Intriguing if not fully enjoyable describes my experience so far with Stravinsky's Symphony of Psalms. We singers do our best with the angular lines and huge intervals, bristling with accidentals -- not really twelve-tone rows, but they look like it. We mutter or scream through a few sustained notes while the pianist does battle with the orchestra reduction. We listen to Stravinsky's trademark percussive rhythms, discovering that the strong beats don't always come at the barline. We struggle with dissonances and puzzle over entrance notes that are nowhere in the preceding couple of measures and have to be plucked out of the ether (or belatedly from the orchestra or, humiliatingly, from someone else in the chorus).
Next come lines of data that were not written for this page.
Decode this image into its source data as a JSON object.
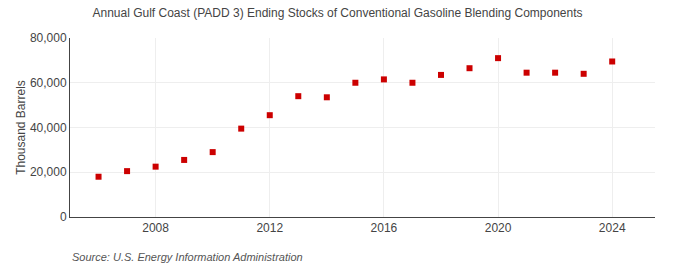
{
  "chart_data": {
    "type": "scatter",
    "title": "Annual Gulf Coast (PADD 3) Ending Stocks of Conventional Gasoline Blending Components",
    "ylabel": "Thousand Barrels",
    "annotations": [
      "Source: U.S. Energy Information Administration"
    ],
    "x": [
      2006,
      2007,
      2008,
      2009,
      2010,
      2011,
      2012,
      2013,
      2014,
      2015,
      2016,
      2017,
      2018,
      2019,
      2020,
      2021,
      2022,
      2023,
      2024
    ],
    "values": [
      18000,
      20500,
      22500,
      25500,
      29000,
      39500,
      45500,
      54000,
      53500,
      60000,
      61500,
      60000,
      63500,
      66500,
      71000,
      64500,
      64500,
      64000,
      69500
    ],
    "color": "#cc0000",
    "marker": "square",
    "xlim": [
      2005.0,
      2025.5
    ],
    "ylim": [
      0,
      80000
    ],
    "xticks": [
      2008,
      2012,
      2016,
      2020,
      2024
    ],
    "yticks": [
      0,
      {
        "value": 20000,
        "label": "20,000"
      },
      {
        "value": 40000,
        "label": "40,000"
      },
      {
        "value": 60000,
        "label": "60,000"
      },
      {
        "value": 80000,
        "label": "80,000"
      }
    ],
    "grid": true
  }
}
But some of the atonal-looking passages are beginning to resolve into not unattractive melodies. The orchestral romps are fun to listen to as some of the where's-my-note panic subsides. The long concluding passage, low in everybody's range over a couple of trombones playing in octaves and a dead march in the tympani, is coming to make sense, although it still makes me think of Cthulhu tromping in from the outer reaches of the solar system. (That's a story by Lovecraft; if you don't know it you don't need to; you don't need to know about twelve-tone rows either, for that matter.) Performing the piece with the orchestra may yet prove to be the magnificent and rewarding experience that the choir director insists it will be. For now, I will hang in there, musing that from fizzy water to Stravinsky, it's amazing what people will put themselves through because something rewarding may come of it.